Rent to own: Citizens Advice’s perspective
Since the FCA stepped in to regulate payday loans, an increasing number of people have been turning to rent to own shops and getting into problem debt as a result. Our new research looks into what is causing those problems.
What is rent to own?
Rent to own companies sell household electronic items through expensive hire purchase agreements. The agreements typically require consumers to make weekly instalments, last for three years and have an interest rate of up to 99.9%. Unlike other consumer credit purchases, the product does not belong to the consumer until they have paid off the entire amount, including interest.
Who are the key players in the rent to own market?
The rent to own market in the UK is dominated by three firms; BrightHouse, Perfect Home and Buy as You View. BrightHouse control the large majority of the rent to own market with Perfect Home and Buy as You View having small but significant shares. All three companies have grown in recent years. Brighthouse, for instance, had a turnover of £351.7 million in 2015, an increase of 106% since 2009 (Brighthouse Limited. (2015). Brighthouse Limited – Report and Financial Statements (2014-2015). London: Companies House).
Who uses rent to own shops?
Rent to own shops offer high-cost credit which is typically used by high-risk and low income borrowers. Analysis of the Wealth and Assets Survey shows that people with rent to own debts are significantly more likely to have low incomes, dependent children, and to have disabilities with rent to own becoming an increasingly attractive option for financially vulnerable consumers.
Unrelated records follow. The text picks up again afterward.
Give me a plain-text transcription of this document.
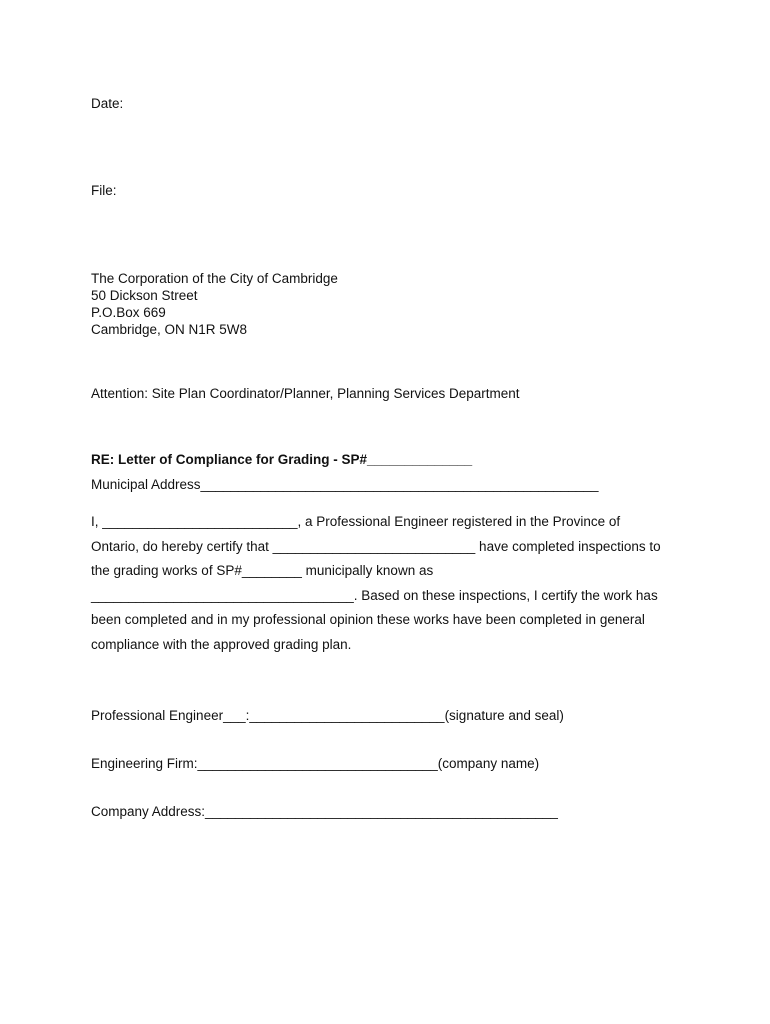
Date:

File:

The Corporation of the City of Cambridge

50 Dickson Street

P.O.Box 669

Cambridge, ON N1R 5W8

Attention: Site Plan Coordinator/Planner, Planning Services Department

RE: Letter of Compliance for Grading - SP#______________

Municipal Address_____________________________________________________

I, __________________________, a Professional Engineer registered in the Province of

Ontario, do hereby certify that ___________________________ have completed inspections to

the grading works of SP#________ municipally known as

___________________________________. Based on these inspections, I certify the work has

been completed and in my professional opinion these works have been completed in general

compliance with the approved grading plan.

Professional Engineer___:__________________________(signature and seal)

Engineering Firm:________________________________(company name)

Company Address:_______________________________________________
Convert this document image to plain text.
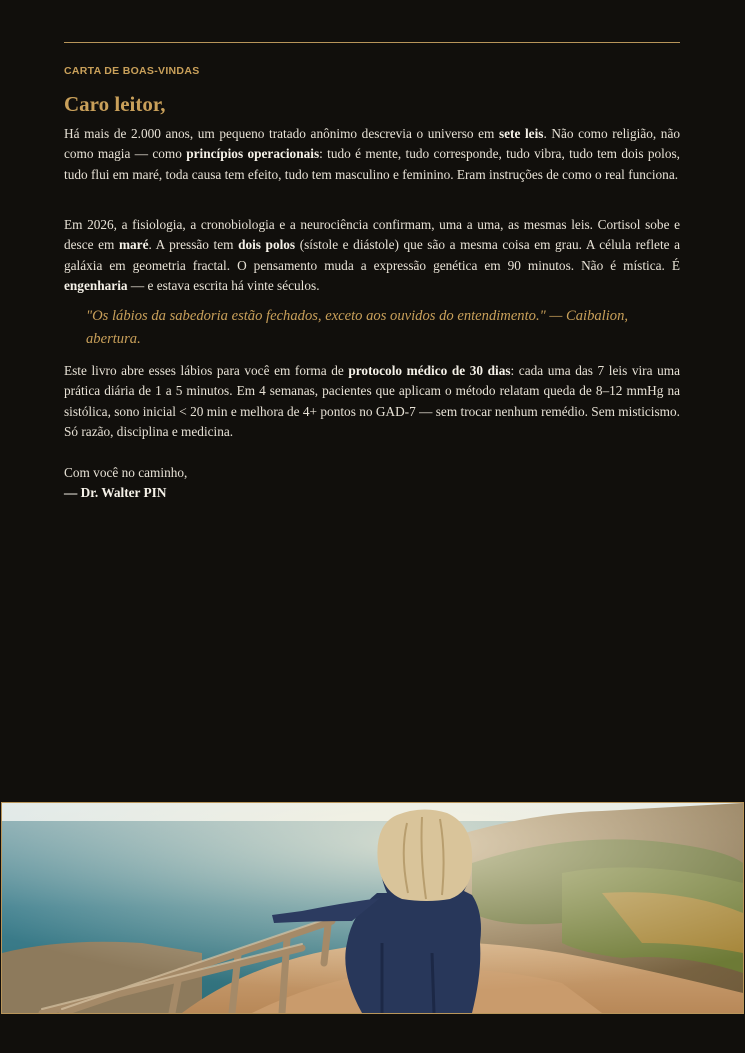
CARTA DE BOAS-VINDAS
Caro leitor,
Há mais de 2.000 anos, um pequeno tratado anônimo descrevia o universo em sete leis. Não como religião, não como magia — como princípios operacionais: tudo é mente, tudo corresponde, tudo vibra, tudo tem dois polos, tudo flui em maré, toda causa tem efeito, tudo tem masculino e feminino. Eram instruções de como o real funciona.
Em 2026, a fisiologia, a cronobiologia e a neurociência confirmam, uma a uma, as mesmas leis. Cortisol sobe e desce em maré. A pressão tem dois polos (sístole e diástole) que são a mesma coisa em grau. A célula reflete a galáxia em geometria fractal. O pensamento muda a expressão genética em 90 minutos. Não é mística. É engenharia — e estava escrita há vinte séculos.
"Os lábios da sabedoria estão fechados, exceto aos ouvidos do entendimento." — Caibalion, abertura.
Este livro abre esses lábios para você em forma de protocolo médico de 30 dias: cada uma das 7 leis vira uma prática diária de 1 a 5 minutos. Em 4 semanas, pacientes que aplicam o método relatam queda de 8–12 mmHg na sistólica, sono inicial < 20 min e melhora de 4+ pontos no GAD-7 — sem trocar nenhum remédio. Sem misticismo. Só razão, disciplina e medicina.
Com você no caminho,
— Dr. Walter PIN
How many people have rent to own debt problems?
As more people use rent to own shops, we have helped more people with rent to own debts. In 2015-2016, Citizens Advice helped people with over 11,500 hire purchase debt problems. This upward trend has continued into 2016/17. In the first quarter of this year, we helped people with 2,871 hire purchase problems, 20% more than in the same period last year.
Looking at the market more generally, large numbers of rent to own consumers get into financial difficulty.
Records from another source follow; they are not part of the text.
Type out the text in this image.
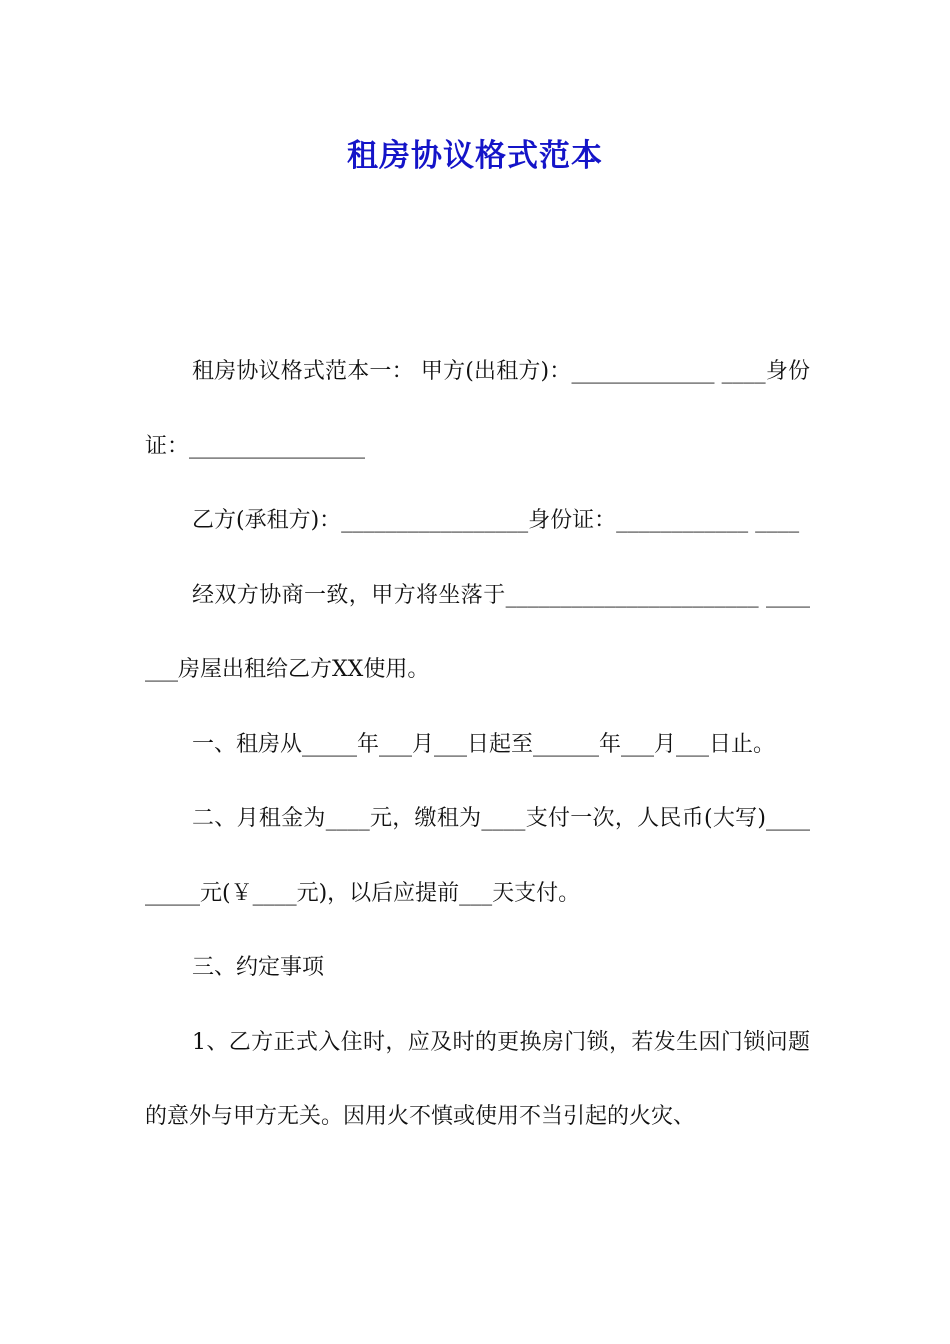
租房协议格式范本

租房协议格式范本一： 甲方(出租方)：_____________ ____身份证：________________

乙方(承租方)：_________________身份证：____________ ____

经双方协商一致，甲方将坐落于_______________________ _______房屋出租给乙方XX使用。

一、租房从_____年___月___日起至______年___月___日止。

二、月租金为____元，缴租为____支付一次，人民币(大写)_________元(￥____元)，以后应提前___天支付。

三、约定事项

1、乙方正式入住时，应及时的更换房门锁，若发生因门锁问题的意外与甲方无关。因用火不慎或使用不当引起的火灾、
What is causing these issues?
There are 4 main factors which lead to people developing issues with their rent to own agreement:
First, rent to own agreements are expensive. Rent to own companies often sell their products at inflated prices and charge customers for expensive, often mandatory add-on services, such as aftercare. That high cost is amplified by the high interest rates with APRs ranging between 68.9% and 99.9%
Second, rent to own companies conduct poor affordability checks. We found that a fifth of rent to own customers spend more than 20% of their income on rent to own agreements.
Third, when customers do get into difficulty, they can be treated badly. A significant number of people who come to Citizens Advice for advice on how to deal with their rent to own debts feel they are being harassed and more than a third of rent to own customers who get into financial difficulties aren’t able to arrange an affordable repayment plan.
Lastly, the agreements themselves are difficult to understand. In particular, the cost and value of add-on services mean it is difficult for consumers to compare prices between rent to own and high-street shops.
What can be done?
To help people avoid taking on unmanageable rent to own debts, our research makes a number of recommendations to government, regulators and rent to own lenders, including:
- The FCA should extend the total price cap on high-cost short-term credit to the rent to own market.
- The FCA should investigate how rent-to-own consumers can be encouraged to shop-around when buying add-on services. At the very least, consumers should be given a 14 day cooling off period after purchase in order to shop around for aftercare and insurance.
- Brighthouse should follow the example of the rest of the market and make their aftercare service optional. Alternatively, the CMA should investigate whether bundling the prices increases overall prices by limiting competition.
- The FCA’s affordability guidance should be applied as rules to rent to own lenders, as well as high-cost short-term credit lenders.